And then, disaster struck. The narrative’s truthfulness was almost immediately, and persuasively, challenged. By late March 1838, a newspaper editor in Alabama publicly attacked its claims, and later the Anti-Slavery Society itself—after concerted and lengthy efforts—ruefully acknowledged that it could not authenticate the narrative. Details were inconsistent. Names and places cited by Williams did not clearly correspond to actual people and locations, and thus could not be verified to counter accusations of fakery. Most troubling of all, the Anti-Slavery Society’s efforts were stymied because James Williams had left for a destination unknown, and could not be found. On October 25, 1838, the Executive Committee of the American Anti-Slavery Society declared that the book would no longer be published, and directed the publishing agents to discontinue sale of the work. The incident eroded the credibility of the society and jeopardized the future of the anti-slavery movement.
(The superb work recently done by scholar Hank Trent to trace Williams’s controversial story reveals that the core of the Williams narrative was, indeed, true—but this work came over 170 years too late to help the Anti-Slavery Society.)
Despite the society’s shattered reputation in the fresh wake of the Narrative of James Williams scandal and the public’s resulting skepticism about the truthfulness of slave narratives in general, in the summer of 1838 the editors of the Advocate made the surprising decision to print yet another slave narrative, “Recollections of Slavery by a Runaway Slave.” This story, I believed, carried with it a burden of truthfulness that no earlier (or later) narrative had ever faced. And yet the abolitionists decided to not only publish the piece, but also to conceal the name of the runaway. And so: Whose story was it?

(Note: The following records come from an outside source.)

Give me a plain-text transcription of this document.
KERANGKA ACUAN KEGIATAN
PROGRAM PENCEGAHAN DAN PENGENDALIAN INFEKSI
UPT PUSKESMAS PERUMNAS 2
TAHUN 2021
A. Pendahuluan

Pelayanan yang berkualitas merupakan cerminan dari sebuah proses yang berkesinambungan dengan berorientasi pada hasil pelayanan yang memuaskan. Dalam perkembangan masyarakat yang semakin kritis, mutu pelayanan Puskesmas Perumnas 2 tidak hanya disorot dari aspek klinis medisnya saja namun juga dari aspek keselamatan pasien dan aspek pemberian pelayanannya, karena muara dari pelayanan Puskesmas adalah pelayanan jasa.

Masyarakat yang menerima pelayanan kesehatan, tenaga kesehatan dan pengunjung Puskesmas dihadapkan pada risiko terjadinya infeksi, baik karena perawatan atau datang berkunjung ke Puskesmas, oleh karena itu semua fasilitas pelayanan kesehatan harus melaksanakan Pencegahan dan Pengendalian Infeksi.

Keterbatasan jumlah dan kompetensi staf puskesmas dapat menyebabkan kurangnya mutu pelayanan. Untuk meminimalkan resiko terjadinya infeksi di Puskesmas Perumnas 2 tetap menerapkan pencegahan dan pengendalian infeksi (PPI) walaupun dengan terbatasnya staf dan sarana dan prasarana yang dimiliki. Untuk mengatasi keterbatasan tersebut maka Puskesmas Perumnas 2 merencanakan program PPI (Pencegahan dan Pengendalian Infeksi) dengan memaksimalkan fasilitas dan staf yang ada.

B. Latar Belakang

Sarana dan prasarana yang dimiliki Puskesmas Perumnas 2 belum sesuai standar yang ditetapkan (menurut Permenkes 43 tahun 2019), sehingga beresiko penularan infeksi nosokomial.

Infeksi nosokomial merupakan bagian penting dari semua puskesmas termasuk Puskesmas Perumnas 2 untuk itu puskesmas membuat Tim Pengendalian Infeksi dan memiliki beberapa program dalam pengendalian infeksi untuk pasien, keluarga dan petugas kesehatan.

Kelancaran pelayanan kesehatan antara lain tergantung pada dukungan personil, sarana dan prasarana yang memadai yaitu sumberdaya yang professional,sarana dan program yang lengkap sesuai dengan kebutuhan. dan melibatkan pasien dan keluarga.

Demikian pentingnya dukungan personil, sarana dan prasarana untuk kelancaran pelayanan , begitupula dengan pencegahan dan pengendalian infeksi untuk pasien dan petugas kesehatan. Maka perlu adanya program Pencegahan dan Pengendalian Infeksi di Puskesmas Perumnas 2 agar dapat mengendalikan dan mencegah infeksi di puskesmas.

Its origins were a bit unclear. The first of five installments was published in the Advocate of Freedom on August 2, 1838, in Maine. The Emancipator, the official publication of the National Anti-Slavery Society based in New York, recognized the power of the narrative almost immediately and started to run the series as well, with the first installment appearing in their paper on August 23 (fig. 3). The original memoir seems to have been transcribed in Maine by a person known as “J” who was a close ally of the editorial team of the Advocate. Another person identified only as “A” sent J’s transcription to the Advocate. As an editorial note mentioned on the page preceding the first Advocate installment, the editors received the manuscript from “a source of the highest respectability.” They included an explanation provided by “A”:
Messrs Editors:— I enclose the “narrative of a runaway slave,” for which I request a place in your paper. It was taken from his lips by a gentleman of indisputable integrity and fairness, and with the greatest care and caution. The manuscript has been repeatedly read to the young man, and he was cautioned in every instance to state only the simple facts; and after the care that has been taken to correct any mistake or error, into which he may have been led, I believe the “recollections of a slave,” are entitled to the confidence of the reader… .”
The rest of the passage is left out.